準備ができている人間にしか機会は来ない

先日、DevLOVE関西の200回目を記念するイベントで登壇してきました。 登壇内容を考えるにあたって、大きく2案あったので、没にしたほうのネタを簡単にブログに書いて供養しておきます。

ロックバンドの成功の証は、日本武道館でのライブである、みたいなイメージがなんとなくあります。 地元の小さなライブハウスで、客席に友人しかいない状態で演奏するところからはじまって、そこそこ有名になり、対バンに呼ばれるようになって、ソロでライブハウスが埋まり、Zeppなどの大きなハコでやるようになって、そういうステップアップを繰り返した先に、ついに武道館を満員にする。

そのときの彼らの気持ちは、どんなものなんだろうか。

自分にとって、かつて武道館のような舞台がありました。 今は会場が変わりましたが、かつては毎年目黒の雅叙園で開催されていたデブサミ。ここは自分にとっての武道館のようなものでした。

2010年ごろに、地元の小さなITコミュニティの勉強会に顔を出すようになり、懇親会で飛び込みLTなどをやるようになります。ちょうど、ロックバンドが地元のライブハウスで友だちにチケットを買ってもらって演奏しているような状態でしょうか。

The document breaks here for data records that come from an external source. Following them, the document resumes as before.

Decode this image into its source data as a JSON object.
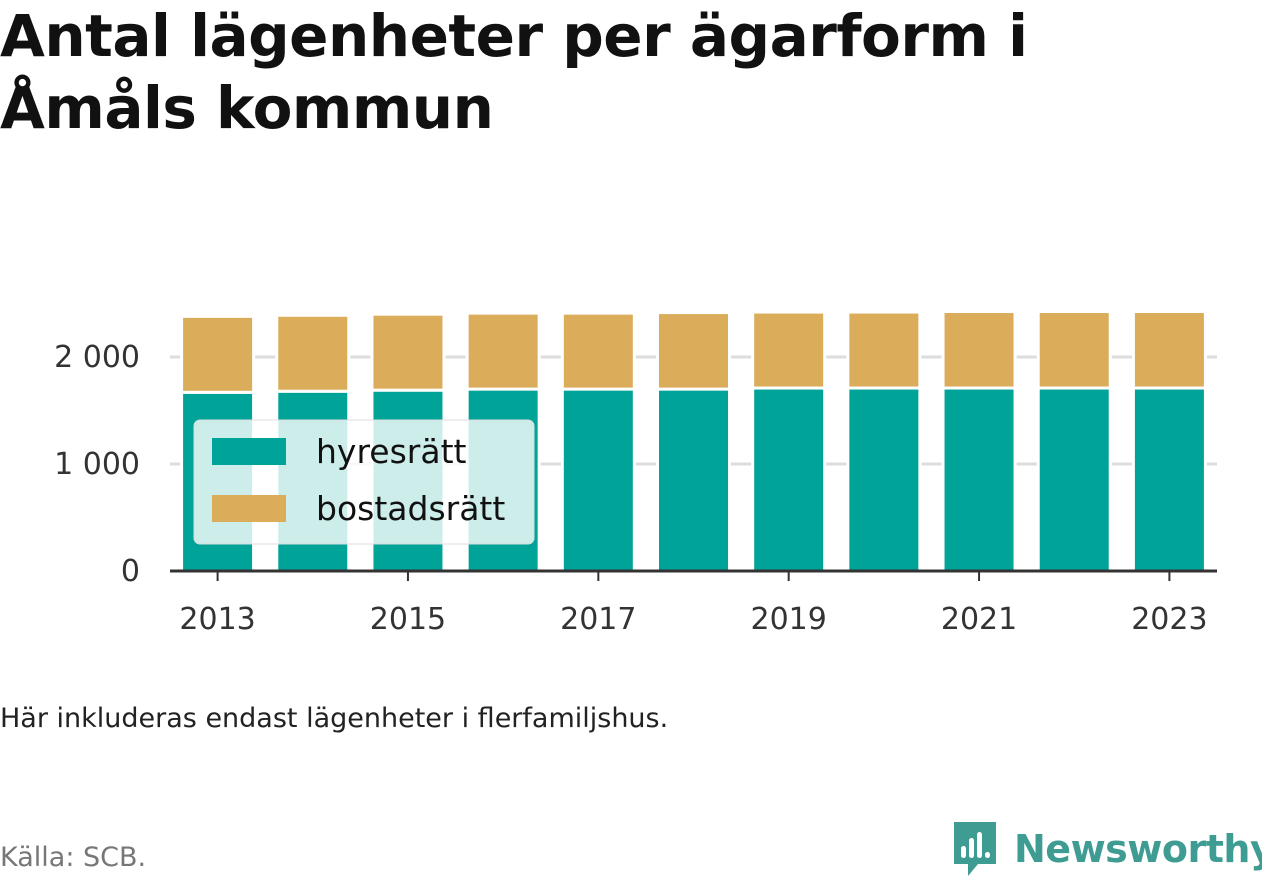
{
  "title": "Antal lägenheter per ägarform i Åmåls kommun",
  "note": "Här inkluderas endast lägenheter i flerfamiljshus.",
  "source": "Källa: SCB.",
  "brand": "Newsworthy",
  "colors": {
    "hyresratt": "#00a398",
    "bostadsratt": "#dbac59",
    "grid": "#dddddd",
    "axis": "#333333",
    "brand": "#3e9c93"
  },
  "chart_data": {
    "type": "bar",
    "stacked": true,
    "categories": [
      "2013",
      "2014",
      "2015",
      "2016",
      "2017",
      "2018",
      "2019",
      "2020",
      "2021",
      "2022",
      "2023"
    ],
    "x_tick_labels": [
      "2013",
      "2015",
      "2017",
      "2019",
      "2021",
      "2023"
    ],
    "series": [
      {
        "name": "hyresrätt",
        "color": "#00a398",
        "values": [
          1670,
          1680,
          1690,
          1700,
          1700,
          1700,
          1710,
          1710,
          1710,
          1710,
          1710
        ]
      },
      {
        "name": "bostadsrätt",
        "color": "#dbac59",
        "values": [
          710,
          710,
          710,
          710,
          710,
          715,
          710,
          710,
          715,
          715,
          715
        ]
      }
    ],
    "y_ticks": [
      0,
      1000,
      2000
    ],
    "y_tick_labels": [
      "0",
      "1 000",
      "2 000"
    ],
    "ylim": [
      0,
      2600
    ],
    "grid": true,
    "legend": "inside-left"
  }
}
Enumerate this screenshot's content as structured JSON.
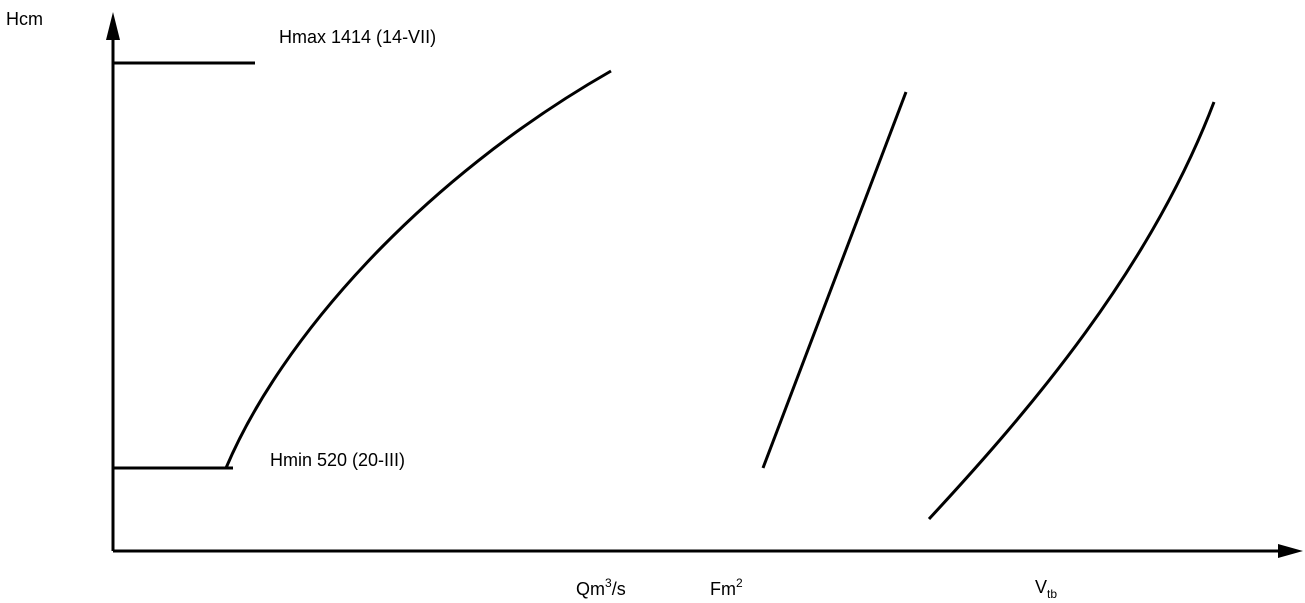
{
  "axis": {
    "y_label": "Hcm",
    "x_labels": {
      "q": {
        "base": "Qm",
        "sup": "3",
        "suffix": "/s"
      },
      "f": {
        "base": "Fm",
        "sup": "2"
      },
      "v": {
        "base": "V",
        "sub": "tb"
      }
    }
  },
  "levels": {
    "max": {
      "label": "Hmax 1414 (14-VII)",
      "value": 1414
    },
    "min": {
      "label": "Hmin 520 (20-III)",
      "value": 520
    }
  },
  "curves": [
    "H-Q",
    "H-F",
    "H-V"
  ],
  "colors": {
    "line": "#000000",
    "background": "#ffffff"
  }
}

そんな時期に、あるとき会社を休んで、新幹線に乗って行った雅叙園デブサミは、自分にとっての日本武道館の舞台のようなものでした。 あの壇上でトークをするには、いったいどんな活躍をすればいいのだろう。地元のコミュニティの懇親会LTと、デブサミの舞台が地続きにあるとは、とても思えませんでした。

もし、自分があの舞台に立てたら、どんな気持ちになるだろうか。きっと高揚して、興奮して、叫びだしたくなるような気持ちになっているに違いない。

そんなことを想像しました。

それから10年ほどたち、Developers Summit 2020に招待スピーカーとして登壇する機会を得ます。会場は雅叙園でした。

日本武道館のライブの幕が上がる瞬間のロックバンドの気持ちはどんなものでしょうか。

デブサミにいよいよ登壇した瞬間の自分は、かつての想像とはまったく違ってとても冷静でした。もちろん「ついに雅叙園デブサミに登壇したかー」という感慨はありましたが、それ以外は、「いつもどおり」だったのです。 いつものように準備をして、いつものように練習して、そして少しばかり緊張しながら、いつものように登壇する。

これまで何十回と繰り返してきたことを、少し大きな舞台でいつもどおりにやる。これが、憧れの舞台の上での自分の状態でした。

おそらく日本武道館に立ったロックバンドも、同じだと思います。いつものようにプロとしてお客さんの前で演奏する。

そういう準備ができているからこそ、この場に立つ機会を得られるのだろう。そう思いました。

学生のころ、小説家になりたいと思っていた時期がありました。自分の著書が書店に並ぶのってどんな気持ちなんだろう、といろいろな想像をしました。

2023年に単著を執筆する機会を得て、自分の著書が書店に並びました。もちろん嬉しかったですが、かつて想像していたような大歓喜ではなく、これもデブサミと同じく「いつもの延長」でした。自分が寄稿した記事がWebメディアに掲載される。自分の書いた文章が掲載された雑誌が書店に並ぶ。共著が出版される。そういうこれまでの活動の繰り返しの先に、「単著が書店に並ぶ」という出来事がありました。

かつて想像した大きな舞台や、大きな仕事は、なにか大きな飛躍があってたどり着くものではなかったのです。日々の生活や毎日の仕事の繰り返しの中で、少しずつ飛躍があり、その「いつものこと」を積み上げた先に、少しずつ大きな舞台や大きな仕事があるのです。

それをやるための経験と準備ができているからこそ、その機会はやってくるし、いつもどおりそれをやることができるのです。

というのを自分のコミュニティ人生を少し振り返って思うのでした。